Ein grundsätzlicher Tipp des Ratgebers: Kreativ bleiben. "Macht nicht nur Krisenmanagement", forderte Plank. "Wagt Neues!" Und dabei vor allem solches, das die christliche Botschaft "existenzrelevant schärft". Planks Leitfragen dabei: "Was brauchen die Menschen JETZT von uns? Wie können sie JETZT erleben: Kirche, Glaube, Gott - das ist für MEIN LEBEN bedeutungsvoll!"

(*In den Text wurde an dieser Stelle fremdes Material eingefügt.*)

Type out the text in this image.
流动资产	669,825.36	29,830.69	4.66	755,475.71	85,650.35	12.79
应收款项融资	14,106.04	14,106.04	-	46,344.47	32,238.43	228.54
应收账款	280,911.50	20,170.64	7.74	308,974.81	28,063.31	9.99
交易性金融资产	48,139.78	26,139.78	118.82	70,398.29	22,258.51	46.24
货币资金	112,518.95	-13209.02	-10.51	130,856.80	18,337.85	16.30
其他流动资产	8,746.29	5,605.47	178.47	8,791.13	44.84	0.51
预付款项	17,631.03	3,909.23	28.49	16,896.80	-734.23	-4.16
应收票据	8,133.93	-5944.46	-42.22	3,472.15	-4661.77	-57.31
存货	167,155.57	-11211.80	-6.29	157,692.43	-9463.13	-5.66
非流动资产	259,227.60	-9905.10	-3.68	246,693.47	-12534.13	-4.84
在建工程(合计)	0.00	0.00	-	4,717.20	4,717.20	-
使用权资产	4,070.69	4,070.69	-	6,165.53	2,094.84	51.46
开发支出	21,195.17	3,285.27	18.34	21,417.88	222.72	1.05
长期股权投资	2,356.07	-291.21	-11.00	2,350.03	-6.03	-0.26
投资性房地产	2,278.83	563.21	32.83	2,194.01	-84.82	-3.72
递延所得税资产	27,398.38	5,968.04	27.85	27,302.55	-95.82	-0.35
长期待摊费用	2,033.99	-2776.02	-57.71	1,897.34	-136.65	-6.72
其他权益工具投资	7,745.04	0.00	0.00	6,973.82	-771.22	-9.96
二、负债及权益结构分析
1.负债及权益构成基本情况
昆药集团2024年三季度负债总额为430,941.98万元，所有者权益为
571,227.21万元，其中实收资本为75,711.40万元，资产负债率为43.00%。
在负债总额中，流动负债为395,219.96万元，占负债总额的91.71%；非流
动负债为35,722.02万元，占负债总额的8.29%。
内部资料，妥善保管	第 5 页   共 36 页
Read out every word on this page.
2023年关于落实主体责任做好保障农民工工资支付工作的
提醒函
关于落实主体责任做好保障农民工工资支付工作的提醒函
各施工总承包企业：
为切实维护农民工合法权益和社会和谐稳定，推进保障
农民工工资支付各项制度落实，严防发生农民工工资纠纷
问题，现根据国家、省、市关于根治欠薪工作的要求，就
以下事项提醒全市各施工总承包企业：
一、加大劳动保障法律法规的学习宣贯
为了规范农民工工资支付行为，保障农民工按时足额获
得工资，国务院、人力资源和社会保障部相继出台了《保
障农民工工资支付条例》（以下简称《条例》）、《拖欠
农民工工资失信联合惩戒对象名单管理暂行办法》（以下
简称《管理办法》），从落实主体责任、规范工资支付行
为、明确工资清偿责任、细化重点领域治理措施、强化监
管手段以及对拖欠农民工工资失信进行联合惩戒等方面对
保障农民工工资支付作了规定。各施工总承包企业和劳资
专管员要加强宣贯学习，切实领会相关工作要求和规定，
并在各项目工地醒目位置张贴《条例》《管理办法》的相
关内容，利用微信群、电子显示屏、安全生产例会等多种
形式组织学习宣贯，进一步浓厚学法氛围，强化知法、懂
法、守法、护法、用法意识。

Kirchengemeinden, die all das beherzigen, könnten entgegen allen Säkularisierungs- und Individualisierungstrends erfolgreich Menschen ansprechen, weiß Plank von vielen Recherchen etwa im angloamerikanischen Bereich. Gemeinsam ist diesen "Wachstumsgemeinden", dass die Verkündigung des Evangeliums" vor allem durch Tun, weniger durch Reden" geschehe. Und dass beim Tun Gemeinschaft, Liebe, Solidarität, Gerechtigkeit, Gastfreundschaft usw. spürbar wird.
Es gelte von einer Behauptungs- zu einer Erlebniskultur zu kommen, betonte Plank weiter. Wohlformulierte Leitbilder und Pastoralpläne müssten sich auch in der Praxis bewähren: "Erleben die Leute das tatsächlich so?" Für die Betreuung gerade der "Nicht-Insider" sollten Pfarren einen Plan aufstellen und die Kirchenschwellen möglichst niedrig halten.
Das "Sich-an die-Macht-Klammern" und Bangen um Einflusssphären einer schwindenden Volkskirche bringt nach Planks Überzeugung letztlich nichts mehr. Nicht um "Systemrelevanz" kämpfen, so sein Rat, sondern ausgehen von dem Anspruch: "Wir wollen den Menschen jetzt in dieser Situation beweisen, dass wir existenzrelevant für sie sind, ihnen einen Mehrwert bieten, mit dem, was wir tun, wie wir für sie in der momentanen Krise da sind", sagte der Pastoralinnovator. "Dann könnte sich die Stimmung drehen und die Menschen sagen: Gut, dass es die Kirche, die Pfarre, den Sonntag gibt."